Autrefois, dans les cirques d'État, il y avait une cuisinière qui cuisinait pour tout le monde, nous en avions une aussi, mais cela posait des problèmes, alors nous avons arrêté. Maintenant, nous faisons livrer la nourriture dans chaque ville, et les garçons sont devenus très gourmands. Avant, nous commandions un plat différent chaque jour, maintenant, ils nous livrent quelque chose de différent pour chacun, chaque jour, il y a 10 personnes dans le personnel technique, donc ils reçoivent 10 plats. Ils sont difficiles, car certains ne mangent pas certaines choses, mais je dis qu'ils sont gâtés. Les artistes cuisinent elles-mêmes, ma femme me cuisine, et elle le fait très bien.

Comment choisissez-vous vos partenaires de vie, sont-ils également issus de familles de cirque ?
Nous rencontrons généralement nos partenaires en voyage, ou lorsque nous engageons un nouvel artiste ou une nouvelle artiste.

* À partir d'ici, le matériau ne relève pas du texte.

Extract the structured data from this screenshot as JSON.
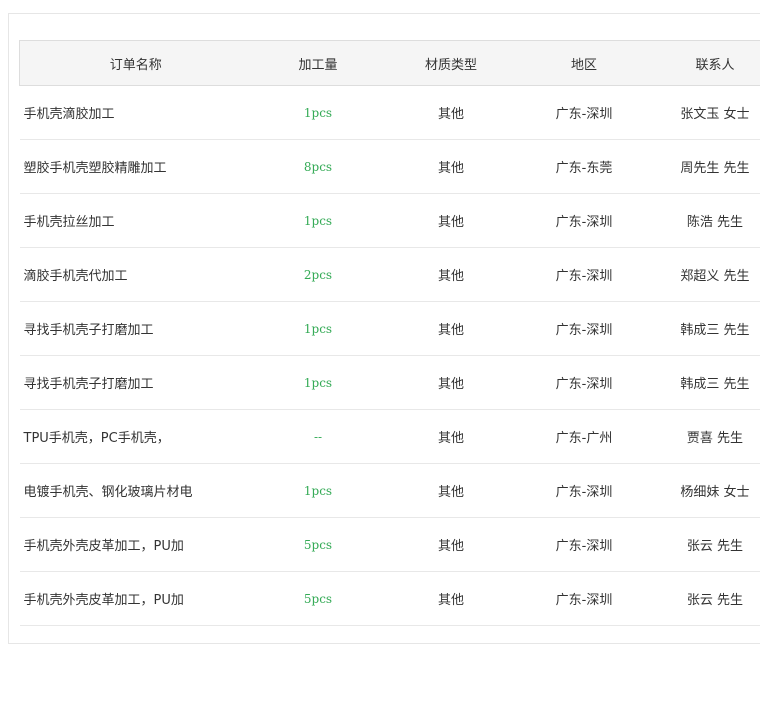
{
  "table": {
    "headers": {
      "name": "订单名称",
      "quantity": "加工量",
      "material": "材质类型",
      "region": "地区",
      "contact": "联系人"
    },
    "rows": [
      {
        "name": "手机壳滴胶加工",
        "quantity": "1pcs",
        "material": "其他",
        "region": "广东-深圳",
        "contact": "张文玉 女士"
      },
      {
        "name": "塑胶手机壳塑胶精雕加工",
        "quantity": "8pcs",
        "material": "其他",
        "region": "广东-东莞",
        "contact": "周先生 先生"
      },
      {
        "name": "手机壳拉丝加工",
        "quantity": "1pcs",
        "material": "其他",
        "region": "广东-深圳",
        "contact": "陈浩 先生"
      },
      {
        "name": "滴胶手机壳代加工",
        "quantity": "2pcs",
        "material": "其他",
        "region": "广东-深圳",
        "contact": "郑超义 先生"
      },
      {
        "name": "寻找手机壳子打磨加工",
        "quantity": "1pcs",
        "material": "其他",
        "region": "广东-深圳",
        "contact": "韩成三 先生"
      },
      {
        "name": "寻找手机壳子打磨加工",
        "quantity": "1pcs",
        "material": "其他",
        "region": "广东-深圳",
        "contact": "韩成三 先生"
      },
      {
        "name": "TPU手机壳，PC手机壳，",
        "quantity": "--",
        "material": "其他",
        "region": "广东-广州",
        "contact": "贾喜 先生"
      },
      {
        "name": "电镀手机壳、钢化玻璃片材电",
        "quantity": "1pcs",
        "material": "其他",
        "region": "广东-深圳",
        "contact": "杨细妹 女士"
      },
      {
        "name": "手机壳外壳皮革加工，PU加",
        "quantity": "5pcs",
        "material": "其他",
        "region": "广东-深圳",
        "contact": "张云 先生"
      },
      {
        "name": "手机壳外壳皮革加工，PU加",
        "quantity": "5pcs",
        "material": "其他",
        "region": "广东-深圳",
        "contact": "张云 先生"
      }
    ]
  },
  "colors": {
    "quantity_text": "#33aa55",
    "header_bg": "#f5f5f5",
    "border": "#dddddd"
  }
}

C'est ainsi que j'ai rencontré ma femme lors d'une tournée en Russie, où elle était artiste. Aussi lors de mariages et d'obsèques. Certaines personnes pourraient être surprises, mais dans notre communauté de cirque, les grands mariages ou les grandes obsèques sont la norme, car lorsque quelqu'un meurt, nous voulons tous rendre hommage et lui dire au revoir. Les réceptions de mariage peuvent parfois ressembler à des excès, mais c'est parce que nous ne nous voyons peut-être que tous les cinq ans, alors nous nous réunissons, et la plupart du temps, nous avons de grandes familles, il est donc normal que 100 personnes se réunissent, et là, certains peuvent se rapprocher.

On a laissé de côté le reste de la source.